= Canadian Biodiversity Information Network =

== History ==
Canada began to develop the Canadian Biodiversity Information Network (CBIN) in 1996 as an internet based resource centre to serve as Canada's national node to the global Clearing House Mechanism. Canada's first national report to the convention stated that CBIN was to become operational in the same year. In recent years, researchers have continued to underscore the gap in translating knowledge in biodiversity topics into conservation action.

== Role and functions ==
Canada's third national report to the Convention on Biological Diversity described CBIN stated that the site covered developments under the convention and information on implementing the Canadian Biodiversity Strategy, and that it provided access to biodiversity related information from academia, industry, non-governmental organizations, and governments.

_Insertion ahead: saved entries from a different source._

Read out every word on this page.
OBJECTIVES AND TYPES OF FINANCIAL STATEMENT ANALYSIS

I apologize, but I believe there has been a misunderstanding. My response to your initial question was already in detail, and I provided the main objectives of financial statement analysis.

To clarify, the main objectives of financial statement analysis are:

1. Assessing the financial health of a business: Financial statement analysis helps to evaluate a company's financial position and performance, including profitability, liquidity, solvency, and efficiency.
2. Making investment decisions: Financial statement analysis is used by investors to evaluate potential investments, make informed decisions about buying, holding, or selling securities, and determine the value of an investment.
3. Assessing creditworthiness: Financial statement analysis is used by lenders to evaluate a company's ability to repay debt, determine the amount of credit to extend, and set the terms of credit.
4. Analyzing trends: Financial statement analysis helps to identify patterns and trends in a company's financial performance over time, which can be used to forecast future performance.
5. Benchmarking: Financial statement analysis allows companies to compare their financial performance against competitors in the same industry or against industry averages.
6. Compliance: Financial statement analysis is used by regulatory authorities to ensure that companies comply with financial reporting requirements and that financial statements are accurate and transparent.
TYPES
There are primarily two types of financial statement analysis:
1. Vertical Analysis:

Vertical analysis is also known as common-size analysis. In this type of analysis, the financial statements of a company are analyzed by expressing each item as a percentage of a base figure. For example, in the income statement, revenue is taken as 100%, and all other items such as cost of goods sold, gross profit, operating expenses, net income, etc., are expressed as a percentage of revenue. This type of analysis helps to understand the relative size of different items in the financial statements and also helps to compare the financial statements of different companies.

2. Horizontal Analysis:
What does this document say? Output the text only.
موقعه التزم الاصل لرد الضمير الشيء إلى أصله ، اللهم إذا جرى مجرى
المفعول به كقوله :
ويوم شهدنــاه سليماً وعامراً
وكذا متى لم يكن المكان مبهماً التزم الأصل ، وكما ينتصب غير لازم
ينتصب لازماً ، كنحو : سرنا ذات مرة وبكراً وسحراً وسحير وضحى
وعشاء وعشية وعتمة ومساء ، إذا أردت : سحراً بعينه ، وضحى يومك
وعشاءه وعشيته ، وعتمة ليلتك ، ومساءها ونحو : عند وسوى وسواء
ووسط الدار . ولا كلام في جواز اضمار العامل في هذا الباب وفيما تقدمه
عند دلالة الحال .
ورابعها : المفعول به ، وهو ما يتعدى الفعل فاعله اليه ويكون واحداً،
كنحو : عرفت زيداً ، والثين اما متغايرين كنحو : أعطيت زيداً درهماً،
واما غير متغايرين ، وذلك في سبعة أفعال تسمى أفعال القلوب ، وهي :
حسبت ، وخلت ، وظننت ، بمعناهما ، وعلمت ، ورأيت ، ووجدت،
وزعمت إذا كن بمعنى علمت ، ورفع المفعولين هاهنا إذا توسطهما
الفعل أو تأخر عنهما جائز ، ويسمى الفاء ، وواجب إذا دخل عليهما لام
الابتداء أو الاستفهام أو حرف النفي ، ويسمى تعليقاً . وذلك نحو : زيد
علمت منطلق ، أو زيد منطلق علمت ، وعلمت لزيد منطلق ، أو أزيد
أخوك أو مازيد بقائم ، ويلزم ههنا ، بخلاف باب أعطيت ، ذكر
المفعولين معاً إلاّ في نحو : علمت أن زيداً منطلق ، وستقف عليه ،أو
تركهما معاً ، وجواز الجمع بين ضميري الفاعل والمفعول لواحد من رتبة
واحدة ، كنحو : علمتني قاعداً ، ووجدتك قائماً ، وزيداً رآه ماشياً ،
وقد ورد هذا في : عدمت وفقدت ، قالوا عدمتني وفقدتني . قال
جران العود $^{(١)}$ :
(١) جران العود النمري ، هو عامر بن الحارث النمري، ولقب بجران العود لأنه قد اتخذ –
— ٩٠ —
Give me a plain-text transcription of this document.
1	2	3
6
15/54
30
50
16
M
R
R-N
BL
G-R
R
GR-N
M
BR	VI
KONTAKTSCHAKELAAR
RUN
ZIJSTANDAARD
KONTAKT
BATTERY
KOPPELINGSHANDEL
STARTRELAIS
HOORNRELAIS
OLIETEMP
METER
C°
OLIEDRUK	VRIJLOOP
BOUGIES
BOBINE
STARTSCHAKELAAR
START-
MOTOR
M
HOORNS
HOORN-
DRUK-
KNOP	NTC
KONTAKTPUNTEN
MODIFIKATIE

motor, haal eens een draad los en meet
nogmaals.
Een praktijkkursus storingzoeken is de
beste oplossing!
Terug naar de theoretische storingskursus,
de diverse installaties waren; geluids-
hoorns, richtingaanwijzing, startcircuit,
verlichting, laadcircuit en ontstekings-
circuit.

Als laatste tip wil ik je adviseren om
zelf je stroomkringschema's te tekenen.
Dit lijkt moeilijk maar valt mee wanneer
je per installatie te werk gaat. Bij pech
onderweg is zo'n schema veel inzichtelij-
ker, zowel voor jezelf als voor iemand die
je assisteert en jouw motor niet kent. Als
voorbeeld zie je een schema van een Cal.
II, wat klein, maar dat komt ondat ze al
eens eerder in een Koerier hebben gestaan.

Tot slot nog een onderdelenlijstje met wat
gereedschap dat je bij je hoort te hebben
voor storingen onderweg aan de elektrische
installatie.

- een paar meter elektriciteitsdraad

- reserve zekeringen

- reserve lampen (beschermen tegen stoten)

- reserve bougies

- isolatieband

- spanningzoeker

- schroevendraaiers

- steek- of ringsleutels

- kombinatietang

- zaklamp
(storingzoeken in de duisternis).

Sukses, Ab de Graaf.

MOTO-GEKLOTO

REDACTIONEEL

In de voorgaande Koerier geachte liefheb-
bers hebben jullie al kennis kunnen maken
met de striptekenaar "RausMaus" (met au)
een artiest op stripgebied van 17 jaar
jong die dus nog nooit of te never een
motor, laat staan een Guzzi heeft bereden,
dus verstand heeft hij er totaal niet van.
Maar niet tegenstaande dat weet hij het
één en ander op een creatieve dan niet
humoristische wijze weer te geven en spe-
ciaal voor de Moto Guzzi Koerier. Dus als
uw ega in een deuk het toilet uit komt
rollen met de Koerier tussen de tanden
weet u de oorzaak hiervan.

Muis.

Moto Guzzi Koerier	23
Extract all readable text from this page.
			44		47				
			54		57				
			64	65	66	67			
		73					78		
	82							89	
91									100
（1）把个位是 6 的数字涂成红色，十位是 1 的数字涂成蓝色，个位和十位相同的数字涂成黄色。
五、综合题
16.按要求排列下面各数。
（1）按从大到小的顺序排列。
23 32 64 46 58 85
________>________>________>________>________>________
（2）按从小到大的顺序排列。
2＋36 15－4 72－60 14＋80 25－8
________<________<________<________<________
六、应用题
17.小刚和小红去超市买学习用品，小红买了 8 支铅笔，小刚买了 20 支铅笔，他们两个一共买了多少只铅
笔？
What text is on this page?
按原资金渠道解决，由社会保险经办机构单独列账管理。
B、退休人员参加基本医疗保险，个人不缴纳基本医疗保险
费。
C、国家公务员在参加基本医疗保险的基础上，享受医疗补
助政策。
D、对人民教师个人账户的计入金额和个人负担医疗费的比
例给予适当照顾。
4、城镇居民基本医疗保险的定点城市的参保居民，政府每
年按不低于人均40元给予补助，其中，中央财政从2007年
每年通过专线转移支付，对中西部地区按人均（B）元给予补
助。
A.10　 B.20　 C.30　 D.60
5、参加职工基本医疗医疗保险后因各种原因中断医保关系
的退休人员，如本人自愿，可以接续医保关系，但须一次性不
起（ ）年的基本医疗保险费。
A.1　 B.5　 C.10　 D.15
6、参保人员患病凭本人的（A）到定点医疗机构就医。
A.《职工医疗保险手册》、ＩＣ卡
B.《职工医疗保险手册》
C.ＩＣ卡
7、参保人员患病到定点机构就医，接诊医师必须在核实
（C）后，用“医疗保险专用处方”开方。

The Canadian Biodiversity Information Facility (CBIF), administered by Agriculture and Agri-Food Canada, served as Canada's national counterpart to the Global Biodiversity Information Facility (GBIF), providing tools such as the Integrated Taxonomic Information System (ITIS), the Species Access Network, and SpeciesBank. CBIF operated as a data repository from 2001 until it was decommissioned on December 20, 2021.

== Outreach ==
Environment Canada used CBIN as a public outreach platform during the 2010 International Year of Biodiversity, where it turned into a virtual meeting place where Canadians were able to share stories about how they were celebrating the year.